Shorten: “The man gave us a medical certificate. I’m not a doctor. I’m not going to start second-guessing his medical prognosis and condition.”
Then a short time later, a bit more on the same topic. Easily overlooked, we guess.
Done like a dinner
Meanwhile, from question time, a short play about brutality starring Environment and Energy Minister Josh Frydenberg and Speaker Tony Smith.
Frydenberg: “I say to the opposition: repeat it in this house, have the courage of Braveheart, walk up to the dispatch box and repeat your lies of the past. You won’t, because you know that it’s misleading the Australian people.”

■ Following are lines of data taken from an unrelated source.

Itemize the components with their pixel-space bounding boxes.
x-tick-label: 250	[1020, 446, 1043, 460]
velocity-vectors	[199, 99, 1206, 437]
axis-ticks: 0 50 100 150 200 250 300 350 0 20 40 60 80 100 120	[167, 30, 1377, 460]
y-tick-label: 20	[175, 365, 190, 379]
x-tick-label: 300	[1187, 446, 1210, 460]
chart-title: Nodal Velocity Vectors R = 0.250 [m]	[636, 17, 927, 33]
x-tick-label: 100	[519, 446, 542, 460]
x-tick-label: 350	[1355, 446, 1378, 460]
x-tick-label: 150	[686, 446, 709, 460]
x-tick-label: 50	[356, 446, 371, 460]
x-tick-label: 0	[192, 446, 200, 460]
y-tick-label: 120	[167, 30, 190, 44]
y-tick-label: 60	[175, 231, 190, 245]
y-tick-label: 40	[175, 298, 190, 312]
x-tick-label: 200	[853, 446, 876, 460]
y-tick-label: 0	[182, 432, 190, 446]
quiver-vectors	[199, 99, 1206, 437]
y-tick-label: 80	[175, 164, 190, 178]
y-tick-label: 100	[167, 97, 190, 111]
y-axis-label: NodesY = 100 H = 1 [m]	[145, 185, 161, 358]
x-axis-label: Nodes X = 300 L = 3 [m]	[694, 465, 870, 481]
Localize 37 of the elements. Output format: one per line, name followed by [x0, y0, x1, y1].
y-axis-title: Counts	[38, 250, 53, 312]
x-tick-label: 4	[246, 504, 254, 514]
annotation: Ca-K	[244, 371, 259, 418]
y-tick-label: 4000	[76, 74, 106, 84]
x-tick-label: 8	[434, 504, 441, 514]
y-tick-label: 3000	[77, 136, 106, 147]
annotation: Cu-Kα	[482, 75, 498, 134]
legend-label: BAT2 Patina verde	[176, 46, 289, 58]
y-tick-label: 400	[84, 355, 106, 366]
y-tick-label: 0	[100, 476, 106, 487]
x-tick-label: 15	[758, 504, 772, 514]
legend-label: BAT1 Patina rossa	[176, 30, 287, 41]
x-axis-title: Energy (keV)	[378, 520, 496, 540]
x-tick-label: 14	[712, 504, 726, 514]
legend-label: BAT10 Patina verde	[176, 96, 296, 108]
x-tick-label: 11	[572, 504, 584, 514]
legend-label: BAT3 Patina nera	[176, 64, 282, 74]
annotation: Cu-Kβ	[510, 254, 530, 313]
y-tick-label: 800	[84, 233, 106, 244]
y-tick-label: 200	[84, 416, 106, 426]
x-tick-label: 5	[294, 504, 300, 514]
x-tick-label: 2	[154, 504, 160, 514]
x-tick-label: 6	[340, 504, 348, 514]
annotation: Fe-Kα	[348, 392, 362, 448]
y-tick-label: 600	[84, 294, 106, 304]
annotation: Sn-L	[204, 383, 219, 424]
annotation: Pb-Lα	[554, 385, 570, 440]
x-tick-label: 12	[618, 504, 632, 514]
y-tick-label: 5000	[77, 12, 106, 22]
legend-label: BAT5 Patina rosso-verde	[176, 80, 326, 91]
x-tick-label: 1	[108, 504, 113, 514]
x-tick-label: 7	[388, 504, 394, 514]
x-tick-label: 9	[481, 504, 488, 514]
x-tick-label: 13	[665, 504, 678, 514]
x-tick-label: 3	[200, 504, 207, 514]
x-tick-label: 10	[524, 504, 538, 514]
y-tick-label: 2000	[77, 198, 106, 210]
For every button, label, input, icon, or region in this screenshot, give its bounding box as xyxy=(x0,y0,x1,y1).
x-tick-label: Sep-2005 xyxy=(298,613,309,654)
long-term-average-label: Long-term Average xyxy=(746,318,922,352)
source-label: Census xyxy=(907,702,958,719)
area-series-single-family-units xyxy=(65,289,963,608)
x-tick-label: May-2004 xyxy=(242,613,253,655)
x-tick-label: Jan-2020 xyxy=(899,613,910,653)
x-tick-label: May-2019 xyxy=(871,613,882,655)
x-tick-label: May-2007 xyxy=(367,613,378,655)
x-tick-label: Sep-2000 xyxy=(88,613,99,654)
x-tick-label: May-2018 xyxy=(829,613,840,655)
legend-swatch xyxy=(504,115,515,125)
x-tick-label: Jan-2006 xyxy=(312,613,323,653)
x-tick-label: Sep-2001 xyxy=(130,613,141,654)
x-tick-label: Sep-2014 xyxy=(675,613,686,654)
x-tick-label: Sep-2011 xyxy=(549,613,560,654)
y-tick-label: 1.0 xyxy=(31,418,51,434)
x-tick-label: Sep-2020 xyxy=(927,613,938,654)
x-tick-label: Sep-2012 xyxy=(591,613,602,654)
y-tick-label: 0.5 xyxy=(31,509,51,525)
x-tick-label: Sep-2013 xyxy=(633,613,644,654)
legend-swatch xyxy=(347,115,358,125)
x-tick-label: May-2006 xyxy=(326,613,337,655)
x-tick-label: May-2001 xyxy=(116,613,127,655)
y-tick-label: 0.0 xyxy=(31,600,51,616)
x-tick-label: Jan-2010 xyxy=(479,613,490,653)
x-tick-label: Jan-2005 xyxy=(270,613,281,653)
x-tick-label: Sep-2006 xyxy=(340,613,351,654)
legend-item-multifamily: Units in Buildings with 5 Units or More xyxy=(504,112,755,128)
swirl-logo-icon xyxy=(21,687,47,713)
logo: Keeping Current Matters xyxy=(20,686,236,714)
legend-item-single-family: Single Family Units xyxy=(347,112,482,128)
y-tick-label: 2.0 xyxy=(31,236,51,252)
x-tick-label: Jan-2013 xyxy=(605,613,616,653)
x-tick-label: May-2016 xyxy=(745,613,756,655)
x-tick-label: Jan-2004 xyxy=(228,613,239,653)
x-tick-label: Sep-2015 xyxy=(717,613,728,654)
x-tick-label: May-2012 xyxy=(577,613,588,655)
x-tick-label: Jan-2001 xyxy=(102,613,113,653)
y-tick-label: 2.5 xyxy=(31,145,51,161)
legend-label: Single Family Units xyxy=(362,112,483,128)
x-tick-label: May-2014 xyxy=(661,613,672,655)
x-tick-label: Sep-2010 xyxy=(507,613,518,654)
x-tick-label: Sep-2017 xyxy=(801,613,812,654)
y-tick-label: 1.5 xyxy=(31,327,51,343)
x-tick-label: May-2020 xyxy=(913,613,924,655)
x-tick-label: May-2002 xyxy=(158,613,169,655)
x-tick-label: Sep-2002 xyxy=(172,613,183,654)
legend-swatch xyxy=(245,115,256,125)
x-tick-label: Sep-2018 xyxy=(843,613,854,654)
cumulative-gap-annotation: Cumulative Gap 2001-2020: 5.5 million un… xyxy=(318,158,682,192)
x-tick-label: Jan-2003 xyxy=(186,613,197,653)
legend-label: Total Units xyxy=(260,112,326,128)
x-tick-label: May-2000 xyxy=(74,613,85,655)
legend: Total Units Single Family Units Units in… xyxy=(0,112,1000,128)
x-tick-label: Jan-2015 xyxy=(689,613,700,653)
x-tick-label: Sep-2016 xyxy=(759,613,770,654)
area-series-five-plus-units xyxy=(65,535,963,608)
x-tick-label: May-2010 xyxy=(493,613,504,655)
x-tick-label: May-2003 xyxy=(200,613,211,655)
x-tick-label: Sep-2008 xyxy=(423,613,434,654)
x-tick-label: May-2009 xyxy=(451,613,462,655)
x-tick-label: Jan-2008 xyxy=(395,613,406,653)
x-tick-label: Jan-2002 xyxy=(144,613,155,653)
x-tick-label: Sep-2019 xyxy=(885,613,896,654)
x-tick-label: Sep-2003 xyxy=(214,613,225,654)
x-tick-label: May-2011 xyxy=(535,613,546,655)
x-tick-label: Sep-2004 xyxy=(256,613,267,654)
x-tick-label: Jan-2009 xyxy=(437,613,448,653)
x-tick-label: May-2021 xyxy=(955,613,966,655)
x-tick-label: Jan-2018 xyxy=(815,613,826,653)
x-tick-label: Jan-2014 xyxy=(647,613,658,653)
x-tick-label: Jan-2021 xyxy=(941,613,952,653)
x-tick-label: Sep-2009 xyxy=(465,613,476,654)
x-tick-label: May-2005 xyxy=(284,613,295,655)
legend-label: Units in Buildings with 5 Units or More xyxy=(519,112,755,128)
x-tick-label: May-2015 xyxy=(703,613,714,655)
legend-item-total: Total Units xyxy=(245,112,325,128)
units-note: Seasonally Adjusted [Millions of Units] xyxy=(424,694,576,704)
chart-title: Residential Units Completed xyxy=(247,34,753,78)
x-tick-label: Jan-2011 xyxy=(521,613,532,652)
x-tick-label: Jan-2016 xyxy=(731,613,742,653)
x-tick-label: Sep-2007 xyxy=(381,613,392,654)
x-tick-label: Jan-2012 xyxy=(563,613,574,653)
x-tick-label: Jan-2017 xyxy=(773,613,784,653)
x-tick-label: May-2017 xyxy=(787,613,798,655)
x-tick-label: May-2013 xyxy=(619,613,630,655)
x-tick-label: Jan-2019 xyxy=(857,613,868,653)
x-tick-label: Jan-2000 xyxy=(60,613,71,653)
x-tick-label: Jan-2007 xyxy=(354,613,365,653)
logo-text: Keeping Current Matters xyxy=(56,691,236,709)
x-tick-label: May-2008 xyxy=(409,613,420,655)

Speaker: “The minister will return to the dispatch box and withdraw that unparliamentary term.”
Frydenberg: “I withdraw that, Mr Speaker, but I do say …”
Speaker: “No, you can resume your seat. You’ve finished.”
Fin.
Blast from the past
During her interview with Australian Competition & Consumer Commission chairman Rod Sims yesterday, Radio National Breakfast host Fran Kelly momentarily made use of “incentivation”, that tragically unloved Frankenstein’s monster of a word rarely heard since its brief flowering under John Howard. She immediately corrected herself, but how lovely/vaguely troubling (delete where applicable) that it lives on.
Go well, big man
When our friend and colleague Iain Shedden died yesterday, it was the first time he displayed less than impeccable timing. As a gifted drummer and master of the deft quip, Sheddy was not one to drop the beat. A superb writer and even more superb human being, he could review and interview with sensitivity and knowledge, then bash out something like his 2008 screed on the John Fogerty shirt, a flight of fancy about tour merchandise that started as a piss-take and finished as a surreal masterpiece. We were due to be the musical act at a wedding later this year, but his insistence we’d need to rehearse a lot was accompanied by a hand action that spoke less of music and more about lifting bottles. God, it would have been ace … Wherever he has gone, we hope there’s not too much peace for his liking.